Deja Botnia y será sacerdote
El licenciado Guzmán Solari Buera, de 27 años, jefe de Comunicaciones de Botnia en Fray Bentos, renunciará mañana a la empresa finlandesa.
Ha decidido ser sacerdote jesuita y fue aceptado en la Compañía de Jesús, para lo cual debe viajar a Córdoba a cursar estudios durante los próximos años.
Solari cuenta su experiencia en la empresa Botnia a la que ingresó en marzo del año 2006, a partir de lo cual maduró la idea de su vocación religiosa.
«Desde hace dos años trabajo en Botnia. Fue mi trabajo y vivir aquí ha sido una experiencia única, no solo en el tema comunicación en Botnia, sino una experiencia de vida. Fue un proceso de crecimiento personal, acostumbrarme a las formas y hábitos valorando muchísimo lo que es vivir en una ciudad del interior».
«Me fui metiendo en la comunidad, que es más grande de lo que uno piensa, tiene una diversidad grande, una historia muy rica, muchos barrios, y fue una oportunidad de irme metiendo tímidamente en el poco tiempo que estuve».
Solari cuenta que el proceso de descubrir su vocación «fue largo, de años de vida, de reflexionar mucho, para ir decantando las diferentes oportunidades de la vida. Dejo un trabajo que me encanta, en una comunidad en donde me podría quedar toda la vida».
Consultado sobre la decisión de dejar su carrera profesional, su familia, sus amigos, la comunidad que lo ha acogido, sus afectos para consagrarse a Dios y que para el común de la gente esta decisión no es entendida, explica, «le pasa a todos, tengo mi vida personal, familiar, pero no me voy de Fray Bentos ni de Botnia frustrado, o triste, no, al contrario, me voy conforme, pero veo que hay otro proyecto que me seduce más, que me gusta más y que me hace más feliz».
Sobre su vocación ya definida dijo que «es un proceso importante; tengo la convicción y seguridad de que Dios tiene un sueño para cada uno de nosotros, de felicidad, de plenitud y de mucha alegría, y siento de verdad que ese sueño en mi vida personal es la entrega en mi vocación de jesuita».
«Lo he discernido durante este tiempo, porque es un proceso de búsqueda, de entrega a Dios, de sentir que es un llamado.

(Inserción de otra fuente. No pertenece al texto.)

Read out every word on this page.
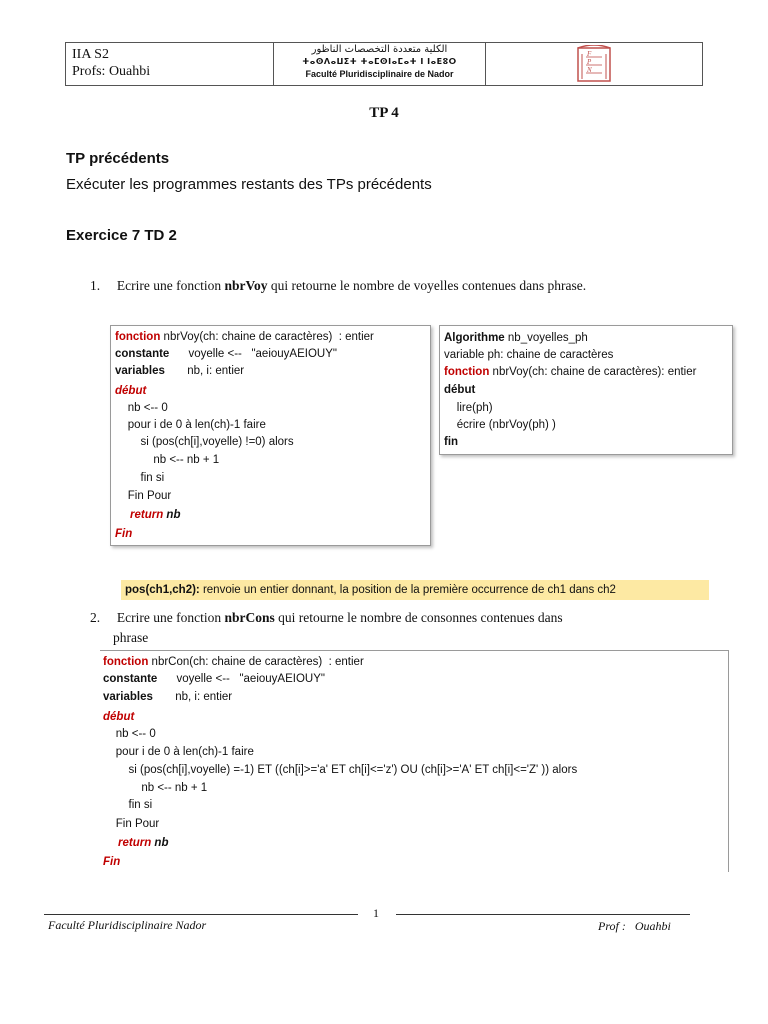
IIA S2
Profs: Ouahbi
الكلية متعددة التخصصات الناظور
ⵜⴰⵙⴷⴰⵡⵉⵜ ⵜⴰⵎⵙⵏⴰⵎⴰⵜ ⵏ ⵏⴰⴹⵓⵔ
Faculté Pluridisciplinaire de Nador
F
P
N
TP 4
TP précédents
Exécuter les programmes restants des TPs précédents
Exercice 7 TD 2
1. Ecrire une fonction nbrVoy qui retourne le nombre de voyelles contenues dans phrase.
fonction nbrVoy(ch: chaine de caractères)  : entier
constante      voyelle <--   "aeiouyAEIOUY"
variables       nb, i: entier
début
nb <-- 0
pour i de 0 à len(ch)-1 faire
si (pos(ch[i],voyelle) !=0) alors
nb <-- nb + 1
fin si
Fin Pour
return nb
Fin
Algorithme nb_voyelles_ph
variable ph: chaine de caractères
fonction nbrVoy(ch: chaine de caractères): entier
début
lire(ph)
écrire (nbrVoy(ph) )
fin
pos(ch1,ch2): renvoie un entier donnant, la position de la première occurrence de ch1 dans ch2
2. Ecrire une fonction nbrCons qui retourne le nombre de consonnes contenues dans
phrase
fonction nbrCon(ch: chaine de caractères)  : entier
constante      voyelle <--   "aeiouyAEIOUY"
variables       nb, i: entier
début
nb <-- 0
pour i de 0 à len(ch)-1 faire
si (pos(ch[i],voyelle) =-1) ET ((ch[i]>='a' ET ch[i]<='z') OU (ch[i]>='A' ET ch[i]<='Z' )) alors
nb <-- nb + 1
fin si
Fin Pour
return nb
Fin
1
Faculté Pluridisciplinaire Nador	Prof :   Ouahbi
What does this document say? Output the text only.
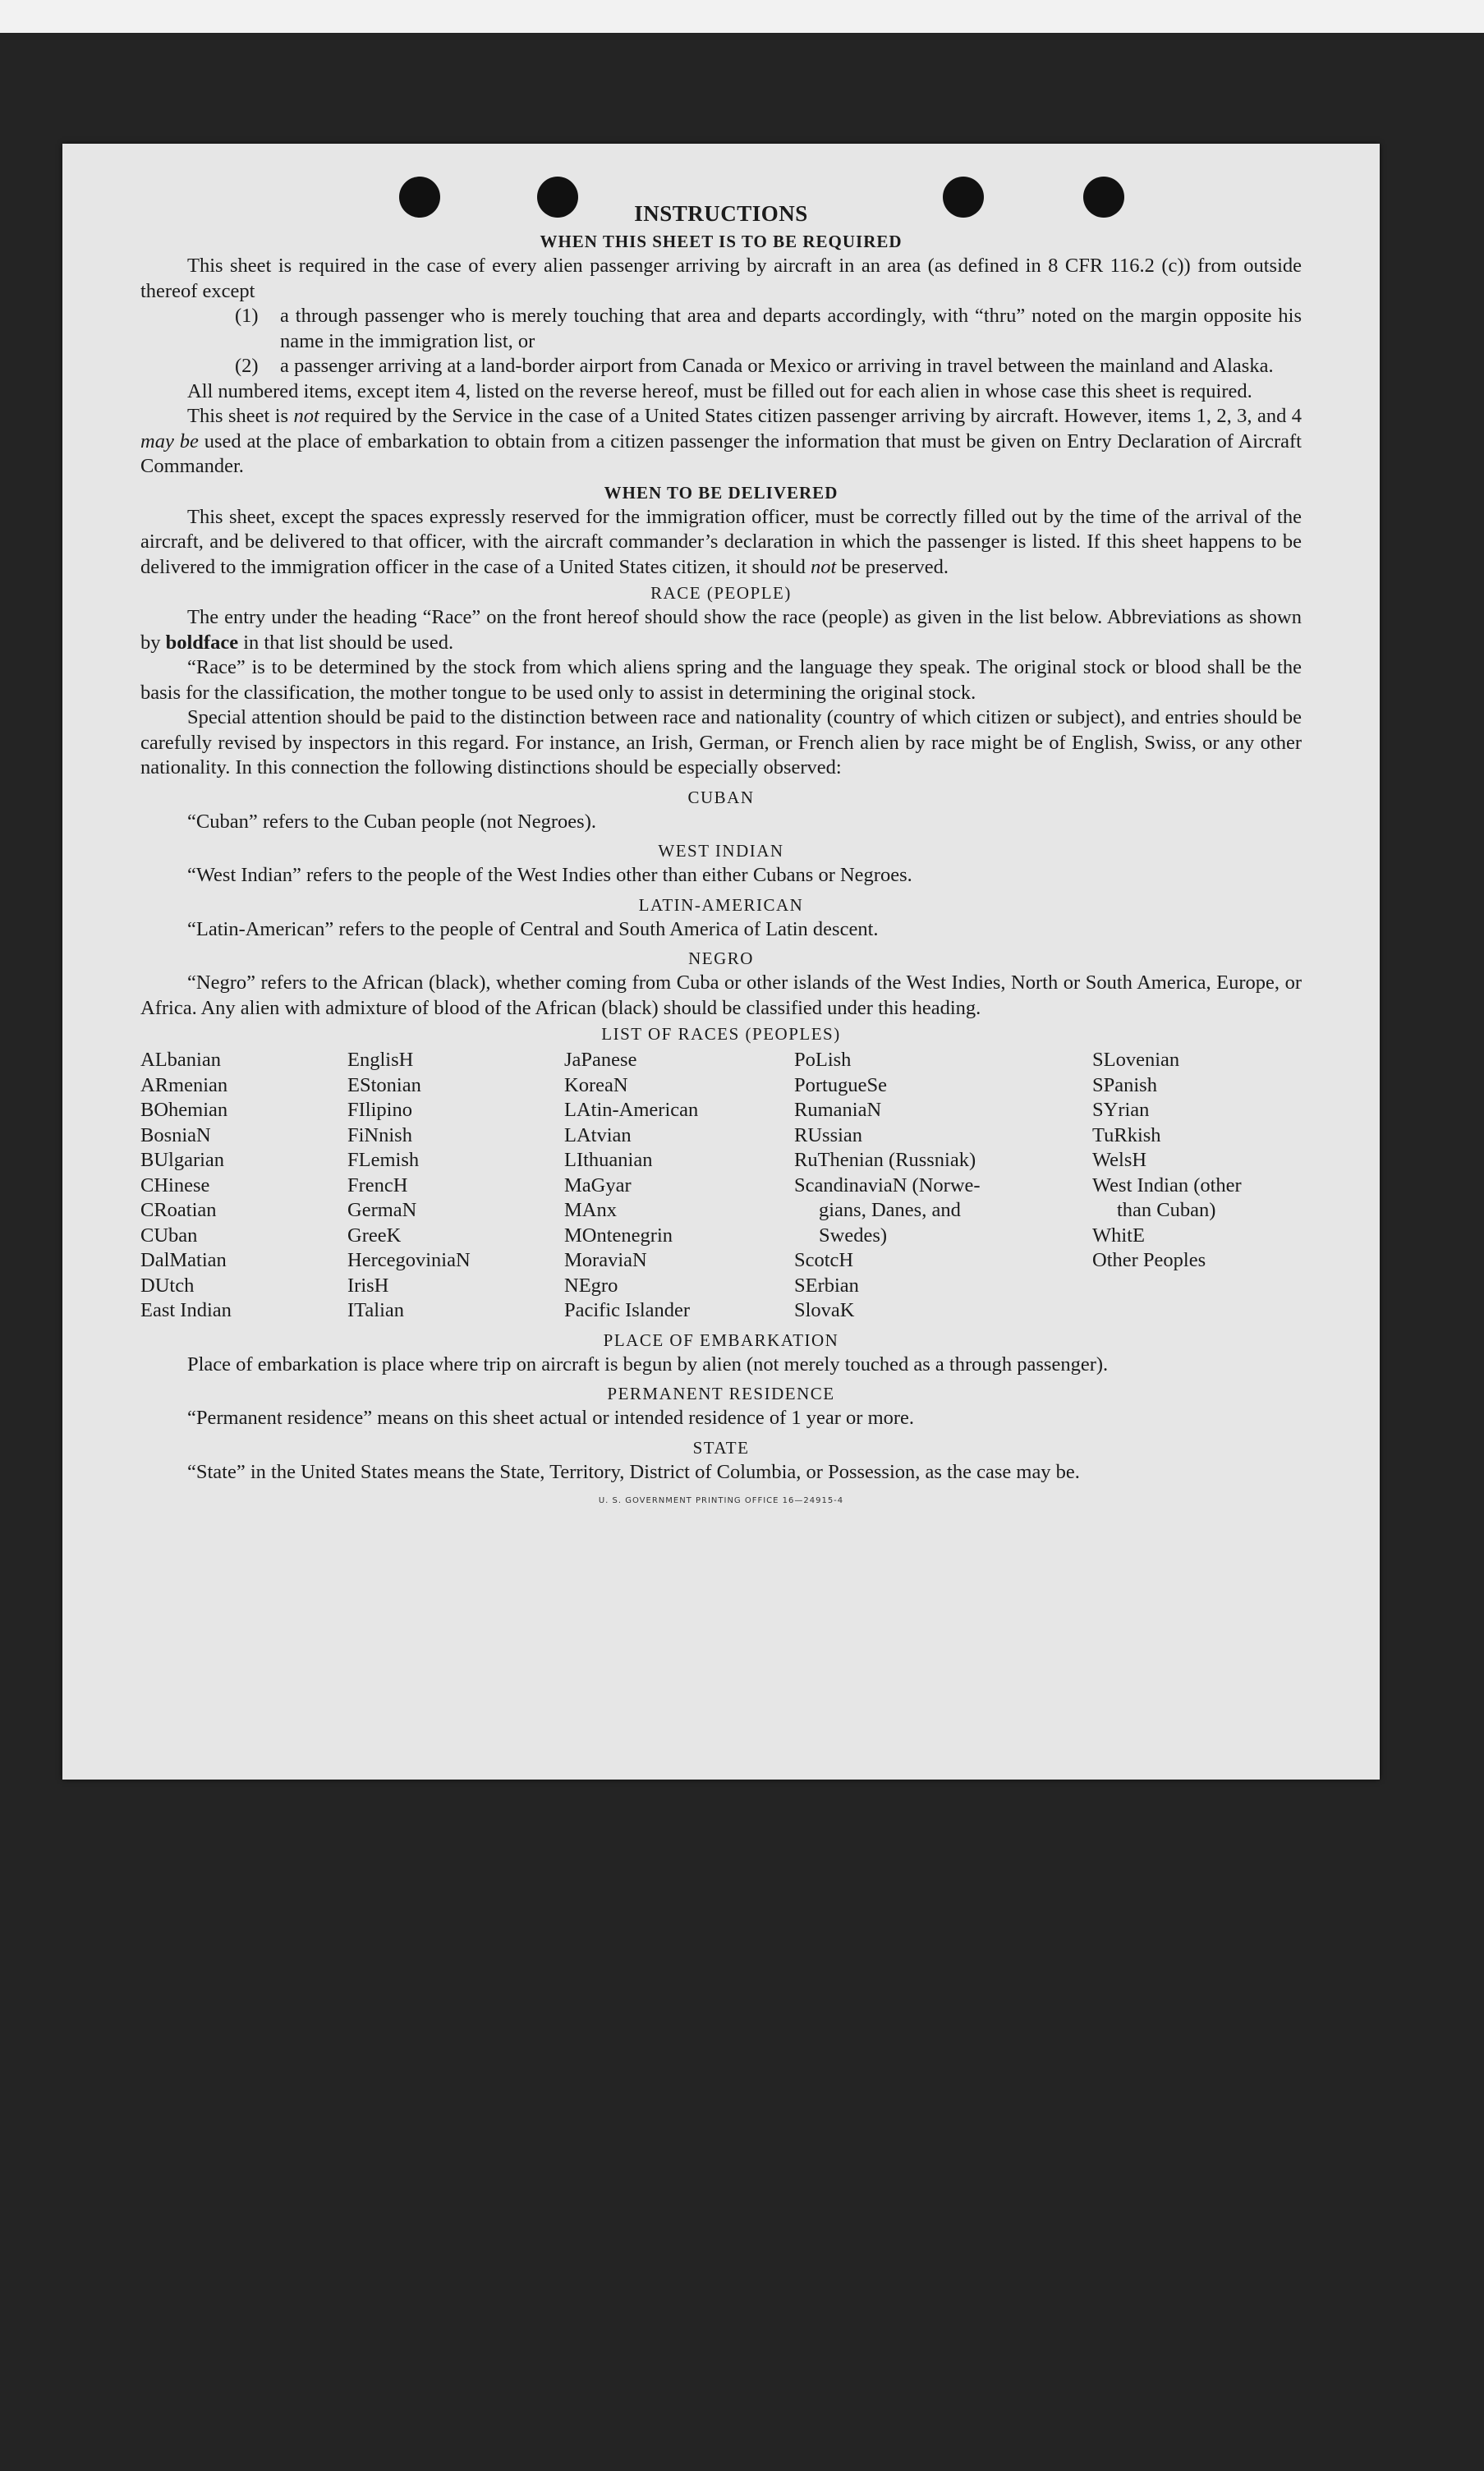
INSTRUCTIONS
WHEN THIS SHEET IS TO BE REQUIRED

This sheet is required in the case of every alien passenger arriving by aircraft in an area (as defined in 8 CFR 116.2 (c)) from outside thereof except

(1)	a through passenger who is merely touching that area and departs accordingly, with “thru” noted on the margin opposite his name in the immigration list, or
(2)	a passenger arriving at a land-border airport from Canada or Mexico or arriving in travel between the mainland and Alaska.

All numbered items, except item 4, listed on the reverse hereof, must be filled out for each alien in whose case this sheet is required.

This sheet is not required by the Service in the case of a United States citizen passenger arriving by aircraft. However, items 1, 2, 3, and 4 may be used at the place of embarkation to obtain from a citizen passenger the information that must be given on Entry Declaration of Aircraft Commander.

WHEN TO BE DELIVERED

This sheet, except the spaces expressly reserved for the immigration officer, must be correctly filled out by the time of the arrival of the aircraft, and be delivered to that officer, with the aircraft commander’s declaration in which the passenger is listed. If this sheet happens to be delivered to the immigration officer in the case of a United States citizen, it should not be preserved.

RACE (PEOPLE)

The entry under the heading “Race” on the front hereof should show the race (people) as given in the list below. Abbreviations as shown by boldface in that list should be used.

“Race” is to be determined by the stock from which aliens spring and the language they speak. The original stock or blood shall be the basis for the classification, the mother tongue to be used only to assist in determining the original stock.

Special attention should be paid to the distinction between race and nationality (country of which citizen or subject), and entries should be carefully revised by inspectors in this regard. For instance, an Irish, German, or French alien by race might be of English, Swiss, or any other nationality. In this connection the following distinctions should be especially observed:

CUBAN

“Cuban” refers to the Cuban people (not Negroes).

WEST INDIAN

“West Indian” refers to the people of the West Indies other than either Cubans or Negroes.

LATIN-AMERICAN

“Latin-American” refers to the people of Central and South America of Latin descent.

NEGRO

“Negro” refers to the African (black), whether coming from Cuba or other islands of the West Indies, North or South America, Europe, or Africa. Any alien with admixture of blood of the African (black) should be classified under this heading.

LIST OF RACES (PEOPLES)
ALbanian
ARmenian
BOhemian
BosniaN
BUlgarian
CHinese
CRoatian
CUban
DalMatian
DUtch
East Indian
EnglisH
EStonian
FIlipino
FiNnish
FLemish
FrencH
GermaN
GreeK
HercegoviniaN
IrisH
ITalian
JaPanese
KoreaN
LAtin-American
LAtvian
LIthuanian
MaGyar
MAnx
MOntenegrin
MoraviaN
NEgro
Pacific Islander
PoLish
PortugueSe
RumaniaN
RUssian
RuThenian (Russniak)
ScandinaviaN (Norwe-
gians, Danes, and
Swedes)
ScotcH
SErbian
SlovaK
SLovenian
SPanish
SYrian
TuRkish
WelsH
West Indian (other
than Cuban)
WhitE
Other Peoples
PLACE OF EMBARKATION

Place of embarkation is place where trip on aircraft is begun by alien (not merely touched as a through passenger).

PERMANENT RESIDENCE

“Permanent residence” means on this sheet actual or intended residence of 1 year or more.

STATE

“State” in the United States means the State, Territory, District of Columbia, or Possession, as the case may be.

U. S. GOVERNMENT PRINTING OFFICE 16—24915-4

La vocación es un llamado, y siento que el llamado va por ese lado porque es el lugar en donde voy a poder amar más», afirmó. «La vida tiene sentido en la medida que tengamos una gran capacidad de amar, de entregarnos y de que eso nos de felicidad y desde ahí puedo ser feliz amando y entregando mi vida».
«EL PROYECTO ES BUENO»
«La invitación a vivir desde la fe es una invitación a vivir desde los valores, desde la entrega, desde el servicio a los hermanos más humildes».
Solari le agradece a la comunidad fraybentina por haberlo recibido como recibió el proyecto de Botnia. «Vivo esto con mucha felicidad».
Estudiará filosofía seguramente en Buenos Aires durante unos cuatro años; luego volverá al país para temas más de pastoral, de acompañamiento espiritual, retiros, ejercicios, trabajar con jóvenes. Luego le esperan otros cuatro años de estudios de Teología en la Universidad de Chile y luego en Europa (Roma o España). En total, «son diez o doce años, que parecen muchísimos pero cuando uno quiere lo tiene que hacer». «Es una renuncia no sólo al trabajo sino a la familia, a los afectos, a sus amigos, pero cuando uno sueña algo en la vida y tiene un deseo hondo y viene de Dios, uno tiene que tirarse al agua con toda la tranquilidad, que Dios sostiene la vocación de cada uno, ya sea en la vocación de casado, en la vocación de hijos, consagración, servicio especial a los pobres o consagración sacerdotal».
El noviciado en Córdoba, le implica algunos años de probar y «discernir si ese es el lugar en donde Dios me quiere».
Sobre la controversia entre dos países hermanos, opina que es difícil esta situación de conflicto y «a titulo personal, es algo complejo que desborda a los gobiernos y a dos pueblos hermanos como Fray Bentos y Gualeguaychú. Con mucho dolor lo digo, los dos pueblos creo que quieren hermanarse y están distanciados; tengo mucha confianza en el arranque de la planta, el abrir las puertas como lo hemos hecho para demostrar cómo estamos trabajando.
También lo que pasa desde el punto de vista ambiental va a dar otra realidad y demostrar que los miedos, que son naturales ante la falta de información que algunos tienen, desaparecen cuando se demuestra que el proyecto es bueno».